Saturday, February 6, 2010

Harper - For Real

I am an idealist. I believe the world would work better if everyone just got along. However, I am not running a country. There are issues in the world that would beat down any optimist or idealist, and one of them is the maternal and infant mortality rate in developing countries.

It is estimated that more than 500 000 mothers die in childbirth each year, and maternal mortality rates are dangerously high in places like Afghanistan. Further statistics are horrifying, and we in North American have no concept of the dangers of childbirth without the proper health-care facilities. Now that PM Harper has decided to make this one of the items on the G8 agenda, the question of why he has done so has been raised.

Harper is emphasizing keeping promises made in the past rather than trying to make new ones. It is being said that the problem of deaths from childbirth can be drastically reduced with little financial demand, as the solution is simple: provide adequate health-care facilities to mothers and infants.


While this sounds like a simple solution, Canada has been known to shy away from financial commitments in the past. Perhaps the best example is the failure to meet our commitment to donate 0.7% of our GDP to foreign aid, which would include setting up adequate health-care in developing countries.

The implication that Harper is a realist means he did not bring this issue up because he believed a solution must finally be presented, or because he felt he should take on the responsibility of using his power to draw attention to those who need help. If he is a realist, he is diving into this issue for reasons not pertaining to simple good will. Why, then, is he doing it?

Perhaps he wants to divert attention from Canada’s own shoddy promise-keeping. It would distract the international community from the fact that we are in the same position as everyone else, and need to shape up. While everyone is worrying about honouring their own commitments, the fact that the G8 host country is also worried will slip by.

Perhaps he knows that as much as Canada may want to spearhead this operation, there is no way we could do it alone. No country could solve this problem alone, just as no country can solve world hunger alone, or provide the world with clean drinking water. Canada, as aforementioned, cannot even part with 0.7% of its GDP each year. How would we improve global health-care on our own?

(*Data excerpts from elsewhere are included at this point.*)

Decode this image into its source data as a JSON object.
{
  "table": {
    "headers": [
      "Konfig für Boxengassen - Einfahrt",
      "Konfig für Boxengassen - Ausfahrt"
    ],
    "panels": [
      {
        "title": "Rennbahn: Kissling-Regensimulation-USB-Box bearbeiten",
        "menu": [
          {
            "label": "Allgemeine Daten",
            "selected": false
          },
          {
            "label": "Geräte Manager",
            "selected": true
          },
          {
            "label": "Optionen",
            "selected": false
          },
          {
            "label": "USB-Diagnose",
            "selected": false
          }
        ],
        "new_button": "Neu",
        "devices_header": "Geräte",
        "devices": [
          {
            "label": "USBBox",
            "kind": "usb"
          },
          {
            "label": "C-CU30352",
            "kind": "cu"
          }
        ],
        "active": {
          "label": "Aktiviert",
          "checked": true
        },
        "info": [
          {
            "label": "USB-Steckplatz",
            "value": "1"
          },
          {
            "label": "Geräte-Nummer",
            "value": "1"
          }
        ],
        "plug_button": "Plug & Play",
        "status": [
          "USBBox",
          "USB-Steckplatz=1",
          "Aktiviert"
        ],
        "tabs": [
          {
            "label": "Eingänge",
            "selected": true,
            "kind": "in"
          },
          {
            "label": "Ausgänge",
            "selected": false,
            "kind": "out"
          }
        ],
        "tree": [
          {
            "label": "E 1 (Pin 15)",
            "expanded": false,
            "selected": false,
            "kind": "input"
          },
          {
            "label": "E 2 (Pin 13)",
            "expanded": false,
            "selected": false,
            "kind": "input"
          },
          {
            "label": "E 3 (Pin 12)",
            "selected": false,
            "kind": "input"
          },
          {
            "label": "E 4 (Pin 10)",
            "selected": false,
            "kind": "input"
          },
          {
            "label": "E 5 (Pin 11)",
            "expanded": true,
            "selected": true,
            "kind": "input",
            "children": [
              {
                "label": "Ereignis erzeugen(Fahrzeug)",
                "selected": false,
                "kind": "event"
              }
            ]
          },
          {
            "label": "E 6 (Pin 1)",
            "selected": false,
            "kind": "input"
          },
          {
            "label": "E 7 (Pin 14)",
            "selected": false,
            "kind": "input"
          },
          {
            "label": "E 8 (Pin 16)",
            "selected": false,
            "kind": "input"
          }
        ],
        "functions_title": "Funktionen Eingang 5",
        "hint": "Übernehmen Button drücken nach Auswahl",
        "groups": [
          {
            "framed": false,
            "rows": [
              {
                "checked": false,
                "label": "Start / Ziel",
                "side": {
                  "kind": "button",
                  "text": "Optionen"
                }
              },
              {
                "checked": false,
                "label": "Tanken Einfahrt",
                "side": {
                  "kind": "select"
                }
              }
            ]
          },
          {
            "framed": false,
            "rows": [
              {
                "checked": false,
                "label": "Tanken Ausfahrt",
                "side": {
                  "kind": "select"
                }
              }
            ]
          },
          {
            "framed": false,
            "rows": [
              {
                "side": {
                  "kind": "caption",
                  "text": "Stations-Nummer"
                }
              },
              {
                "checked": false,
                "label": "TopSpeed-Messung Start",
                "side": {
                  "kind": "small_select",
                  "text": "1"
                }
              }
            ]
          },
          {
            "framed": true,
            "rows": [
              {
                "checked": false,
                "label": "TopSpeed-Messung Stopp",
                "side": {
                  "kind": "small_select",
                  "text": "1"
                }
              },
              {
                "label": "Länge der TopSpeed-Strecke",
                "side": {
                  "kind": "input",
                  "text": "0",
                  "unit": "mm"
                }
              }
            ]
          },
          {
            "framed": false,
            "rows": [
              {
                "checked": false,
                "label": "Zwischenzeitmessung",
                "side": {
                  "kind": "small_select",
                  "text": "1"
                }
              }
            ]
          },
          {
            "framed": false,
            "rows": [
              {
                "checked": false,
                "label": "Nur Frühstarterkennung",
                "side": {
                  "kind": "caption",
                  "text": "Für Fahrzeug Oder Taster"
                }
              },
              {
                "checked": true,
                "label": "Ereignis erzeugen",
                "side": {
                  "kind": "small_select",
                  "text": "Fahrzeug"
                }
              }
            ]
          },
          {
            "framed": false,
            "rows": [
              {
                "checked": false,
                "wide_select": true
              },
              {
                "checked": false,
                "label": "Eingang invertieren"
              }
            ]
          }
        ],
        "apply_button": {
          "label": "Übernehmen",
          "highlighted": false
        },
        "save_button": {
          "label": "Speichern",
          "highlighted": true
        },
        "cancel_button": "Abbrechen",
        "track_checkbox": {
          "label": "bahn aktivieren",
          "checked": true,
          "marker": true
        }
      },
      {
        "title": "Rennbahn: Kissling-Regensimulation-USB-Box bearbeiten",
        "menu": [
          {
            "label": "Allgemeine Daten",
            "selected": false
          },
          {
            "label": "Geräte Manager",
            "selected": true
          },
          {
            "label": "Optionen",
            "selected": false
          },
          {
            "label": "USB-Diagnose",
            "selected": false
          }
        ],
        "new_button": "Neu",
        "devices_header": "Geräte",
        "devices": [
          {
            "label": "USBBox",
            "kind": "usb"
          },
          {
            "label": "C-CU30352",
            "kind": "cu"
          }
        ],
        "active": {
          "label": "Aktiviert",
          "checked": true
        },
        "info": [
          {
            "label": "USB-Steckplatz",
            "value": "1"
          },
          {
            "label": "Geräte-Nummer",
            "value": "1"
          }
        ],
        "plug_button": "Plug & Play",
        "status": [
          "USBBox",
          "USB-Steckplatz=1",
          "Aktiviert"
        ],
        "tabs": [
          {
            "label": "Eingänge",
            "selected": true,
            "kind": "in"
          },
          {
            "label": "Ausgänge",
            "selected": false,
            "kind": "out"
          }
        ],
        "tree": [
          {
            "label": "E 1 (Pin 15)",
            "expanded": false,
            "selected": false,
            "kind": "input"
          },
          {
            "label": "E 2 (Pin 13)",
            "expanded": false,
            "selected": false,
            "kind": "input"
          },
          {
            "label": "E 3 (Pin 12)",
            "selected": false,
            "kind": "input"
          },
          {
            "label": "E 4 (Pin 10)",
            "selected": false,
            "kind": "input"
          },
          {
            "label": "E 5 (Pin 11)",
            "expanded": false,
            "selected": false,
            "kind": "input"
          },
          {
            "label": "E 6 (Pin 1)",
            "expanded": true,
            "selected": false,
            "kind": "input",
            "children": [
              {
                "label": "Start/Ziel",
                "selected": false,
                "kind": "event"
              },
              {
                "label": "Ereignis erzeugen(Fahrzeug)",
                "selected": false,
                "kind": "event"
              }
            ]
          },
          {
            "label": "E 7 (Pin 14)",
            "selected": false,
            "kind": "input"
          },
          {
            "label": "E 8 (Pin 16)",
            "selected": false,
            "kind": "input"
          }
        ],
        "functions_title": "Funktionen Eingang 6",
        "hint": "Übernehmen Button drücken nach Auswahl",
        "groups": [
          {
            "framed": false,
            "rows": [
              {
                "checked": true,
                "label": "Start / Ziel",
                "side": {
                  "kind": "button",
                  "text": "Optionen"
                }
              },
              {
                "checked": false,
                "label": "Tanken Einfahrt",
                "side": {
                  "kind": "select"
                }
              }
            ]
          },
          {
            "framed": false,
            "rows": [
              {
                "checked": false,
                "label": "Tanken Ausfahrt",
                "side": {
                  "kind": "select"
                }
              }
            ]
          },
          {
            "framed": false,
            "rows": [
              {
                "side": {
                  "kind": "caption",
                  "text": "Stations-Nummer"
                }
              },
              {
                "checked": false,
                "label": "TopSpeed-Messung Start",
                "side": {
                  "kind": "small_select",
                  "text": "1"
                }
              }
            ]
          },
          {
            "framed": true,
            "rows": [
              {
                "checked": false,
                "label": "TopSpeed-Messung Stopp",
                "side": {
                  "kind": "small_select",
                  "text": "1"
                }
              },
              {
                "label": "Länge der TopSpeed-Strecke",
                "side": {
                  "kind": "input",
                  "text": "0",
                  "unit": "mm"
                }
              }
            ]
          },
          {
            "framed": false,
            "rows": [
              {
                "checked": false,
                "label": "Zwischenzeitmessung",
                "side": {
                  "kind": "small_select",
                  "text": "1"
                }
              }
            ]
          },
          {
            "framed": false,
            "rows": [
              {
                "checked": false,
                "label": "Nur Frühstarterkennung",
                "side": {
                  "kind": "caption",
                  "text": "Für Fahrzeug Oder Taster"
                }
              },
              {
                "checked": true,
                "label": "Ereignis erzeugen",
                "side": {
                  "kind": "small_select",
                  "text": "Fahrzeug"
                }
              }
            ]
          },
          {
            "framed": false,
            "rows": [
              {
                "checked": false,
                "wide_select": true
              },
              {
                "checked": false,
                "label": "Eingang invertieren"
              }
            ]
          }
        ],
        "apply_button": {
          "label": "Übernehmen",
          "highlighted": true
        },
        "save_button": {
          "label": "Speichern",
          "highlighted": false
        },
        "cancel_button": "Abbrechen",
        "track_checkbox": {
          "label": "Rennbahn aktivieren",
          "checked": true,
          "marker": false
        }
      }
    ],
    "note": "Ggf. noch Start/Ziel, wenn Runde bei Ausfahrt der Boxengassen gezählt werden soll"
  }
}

If Harper was an idealist he would be doing this out of the goodness of his heart – but he is a realist, and he knows that Canada can merely narrow the direction of the project and still receive credit for it, even if, in the final picture, we play only a mediocre part. He also knows that Canada cannot commit to anything new right now, as we recover from an economic crisis. This is why he has brought up the subject of maternal mortality rates, and this is why Canada will receive perhaps undue credit while it works away at old promises that have been left unfulfilled for far too long.